—————————————————— How To Make The Perfect: Cornbread | Houston Press

Recipes

How To Make The Perfect: Cornbread

Cornbread is that most essential and vital of Southern staples: eaten as a meal on its own or as an accompaniment to a greater spread, eaten as a savory dish or as a dessert slathered with butter and honey, eaten for breakfast, lunch or dinner -- and sometimes all three.

Any good Southerner -- and, by way of subtle extension if you count East Texas and the Gulf Coast as tangentially Southern, any good Texan -- should be able to cook a skillet of cornbread. If you don't know how, you can remedy that with our tried and true cornbread recipe after the jump. But if you're a cornbread connoisseur with a recipe that you think deserves more than just a page in your church women's group cookbook, check out the Martha White® and Lodge® Cast Iron National Cornbread Cook-Off.

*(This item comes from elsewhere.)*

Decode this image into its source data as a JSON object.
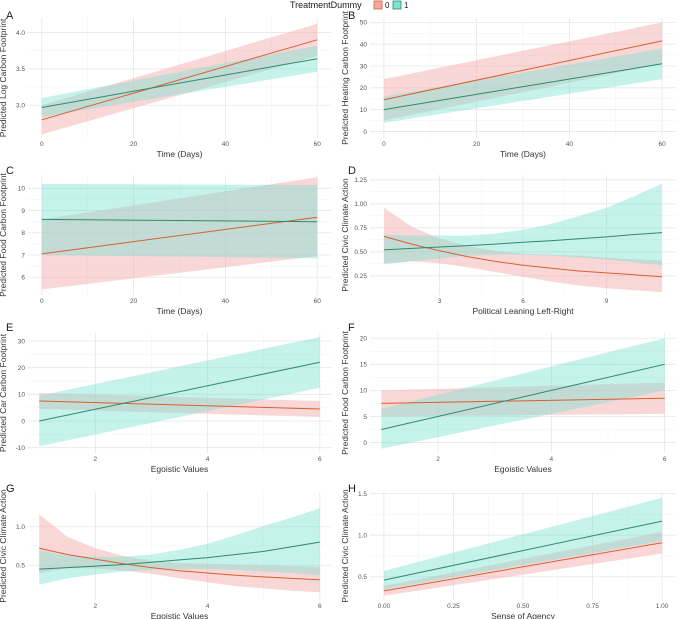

Ten finalists in the National Cornbread Cook-Off will compete for a nifty first-place prize that includes a stainless steel gas range that costs more than our car and $5,000 in cash (useful for running gas lines into your house if you win that stove). You must submit your recipe to the contest by March 1. The recipe must contain Martha White cornbread mix, and it must be cooked in Lodge Cast Iron cookware.

To submit your recipe, head over to www.marthawhite.com and click on "News and Promotions." You can also email it to cornbread at dvl.com, along with your name, address, daytime phone number, date of birth and grocery retailer (we dare you to put Circle K as your "grocery retailer").

But for those of you who just came here for a cornbread recipe, look no further.

Creamy Cornbread

Serves 4 (at 2 pieces each)

  • 2 c. stone-ground yellow cornmeal
  • 1 tsp kosher salt
  • 1 Tbs sugar
  • 2 tsp baking powder
  • 1/2 tsp baking soda
  • 1 1/4 c. buttermilk
  • 2 eggs
  • 1 1/2 c. creamed corn
  • 1 1/2 Tbs vegetable oil

Preheat oven to 425 degrees F. Place a well-seasoned (read: good and juicy) cast-iron skillet into the oven while it preheats.

In one bowl, combine the cornmeal, salt, sugar, baking powder, and baking soda and whisk to combine. In a another bowl, combine the buttermilk (we cannot stress enough how important it is to use buttermilk), eggs and creamed corn and stir until combined. Slowly add the dry ingredients to the liquid ingredients and stir to combine.

Remove the cast-iron skillet from the oven. Carefully add vegetable oil to the cast iron skillet and then pour the batter into the skillet. Bake until the cornbread is golden brown and springs back upon the touch, about 25 minutes. If your skillet is well-seasoned, the cornbread will slip right out and onto your plate.